Several Arizona cases await U.S. Supreme Court in new session
Updated: 8:19 pm, Sat Oct 2, 2010.

Howard Fischer, Capitol Media Services | 1 comment

The nation's high court will decide three -- and likely four -- Arizona disputes in its new session.

Two hearings already are scheduled for next month, one involving a spat between the Tohono O'odham Nation and the U.S. government, the other to decide the legality of state tax credits to help children attend private and parochial schools.

In December the justices will review a 3-year-old law which allows state judges to decide if Arizona firms have knowingly hired undocumented workers and, if so, to suspend their licenses or put them out of business.

And the court has all but decided to review the matching funds provision of the state's public financing of elections law. They already have indicated they have a problem with a federal appeals court ruling declaring the funding legal: The justices banned distributing matching funds for the current election, changing the rules in the middle of the campaign.

Potentially the most controversial -- and the most significant -- is the challenge of what has become known as the employer sanctions law.

The measure is Arizona's attempt to dry up the supply of jobs as a way of deterring illegal immigration.

But the Immigration Reform and Control Act, approved by Congress in 1986, precludes states and cities from imposing any civil or criminal penalties on companies for hiring illegal immigrants. But the same law allows states to have their own "licensing or similar laws.''

The state law, formally known as the Legal Arizona Worker Act seeks to fit that exception by going after all state licenses. Both a trial judge and the 9th Circuit Court of appeals agreed.

Business groups, joined by some civil rights organizations, said that's misreading the law.

Attorney Julie Pace said states can take away licenses. But she said a firm first must be found guilty of knowingly hiring illegal immigrants by a federal court or through a similar process. Pace contends state judges lack legal authority to make that decision.

The newest justice, Elena Kagan, will not participate in this hearing before the Department of Justice filed its own objection to the Arizona law while she was still solicitor general.

If the justices say the employer sanctions law is preempted by federal statutes, that likely means the demise of SB 1070, approved earlier this year, which gives police more power to detain and arrest illegal immigrants. A federal judge already placed key provisions on hold, saying they likely run afoul of federal law.

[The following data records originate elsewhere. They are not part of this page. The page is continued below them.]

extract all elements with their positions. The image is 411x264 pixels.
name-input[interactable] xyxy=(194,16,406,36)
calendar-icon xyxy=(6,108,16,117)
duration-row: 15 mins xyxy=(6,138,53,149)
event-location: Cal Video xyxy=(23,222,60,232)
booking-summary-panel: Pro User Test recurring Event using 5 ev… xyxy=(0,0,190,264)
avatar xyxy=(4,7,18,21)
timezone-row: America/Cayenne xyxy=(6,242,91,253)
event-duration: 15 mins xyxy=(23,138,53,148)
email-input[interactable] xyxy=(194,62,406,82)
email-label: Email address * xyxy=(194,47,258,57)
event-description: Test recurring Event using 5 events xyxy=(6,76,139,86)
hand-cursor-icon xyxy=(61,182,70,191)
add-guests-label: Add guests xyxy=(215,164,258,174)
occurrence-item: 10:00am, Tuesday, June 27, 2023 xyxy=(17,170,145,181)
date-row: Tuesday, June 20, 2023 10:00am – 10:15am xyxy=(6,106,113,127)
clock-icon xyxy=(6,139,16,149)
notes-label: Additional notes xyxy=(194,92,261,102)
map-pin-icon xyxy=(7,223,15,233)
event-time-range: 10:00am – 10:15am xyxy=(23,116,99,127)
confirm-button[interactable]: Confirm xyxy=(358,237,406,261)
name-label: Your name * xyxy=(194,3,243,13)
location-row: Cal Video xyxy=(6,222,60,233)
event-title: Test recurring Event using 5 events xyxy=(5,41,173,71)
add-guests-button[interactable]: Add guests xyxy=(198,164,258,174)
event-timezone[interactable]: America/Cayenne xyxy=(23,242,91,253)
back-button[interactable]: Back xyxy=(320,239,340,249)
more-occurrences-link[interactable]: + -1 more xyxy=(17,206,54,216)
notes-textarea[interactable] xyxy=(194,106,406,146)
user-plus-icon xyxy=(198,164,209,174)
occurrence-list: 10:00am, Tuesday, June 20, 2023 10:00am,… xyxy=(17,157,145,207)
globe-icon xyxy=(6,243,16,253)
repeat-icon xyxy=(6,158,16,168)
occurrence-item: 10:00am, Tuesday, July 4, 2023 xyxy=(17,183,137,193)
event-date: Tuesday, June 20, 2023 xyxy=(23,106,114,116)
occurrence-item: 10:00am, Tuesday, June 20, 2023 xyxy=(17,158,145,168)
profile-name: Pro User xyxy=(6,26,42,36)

The tax credit case involves a 1997 law allowing Arizonans to get a dollar-for-dollar offset from what they owe the state in income taxes for money they donate to organizations that provide scholarships for private and parochial schools.

Individuals have been able to divert up to $500 a year, and couples double that. Legislation signed earlier this year by Gov. Jan Brewer will allow that to be adjusted annually for inflation.

In the 2008 tax year, the most recent numbers available, Arizonans diverted more than $55.2 million to scholarship organizations. A separate law that gives similar dollar-for-dollar credits to corporations cost another $10.8 million in revenues.

In a 2002 ruling, the U.S. Supreme Court upheld an Ohio law that provided vouchers of taxpayer funds to parents to send their children to any school they want, even parochial schools.

What's different in this case, and what the 9th Circuit found objectionable, is that the organizations that accept the donations and give out the aid can decide where those scholarships can be used. And the largest organizations give scholarship vouchers to parents only if they agree to send a child to a religious school.

Another case Kagan has recused herself from is a dispute between the Tohono O'odham Nation and the federal government.

By law, the government manages the nation's lands and holds income derived from that land in trust. That includes income from the sale of natural resources as well as leases.

The lawsuit contends the United States handled $2.1 billion in transactions for the nation between 1972 and 1992 and "has never fulfilled its duty to provide a true and adequate accounting'' of the trust funds. It also alleges "gross mismanagement'' by the federal government.

But the issue before the high court isn't the merits of the case. It is the question of whether the tribe, which brought a similar action in a different case and in a different court, can pursue this one.

A federal appeals court said the two are sufficiently different, as one seeks an accounting and the other seeks specific monetary damages.

The last Arizona case is one the high court has, at this point, agreed only to consider legal briefs.

A 1998 law allows candidates for statewide and legislative office to obtain public funds if they agree not to solicit private donations. It also provides a dollar-for-dollar match if their privately funded foes spend more.

Challengers, all running with private dollars, said that limits their free-speech rights because it deters them from spending more of their own cash knowing it means more for their publicly financed opponents. They also said donors won't give them money if they know it also helps their foes.

In an order earlier this year the high court upheld a restraining order issued by a federal judge in Phoenix barring the matching funds. But the justices have not formally decided if they will review a federal appeals court decision finding the matching funds constitutional.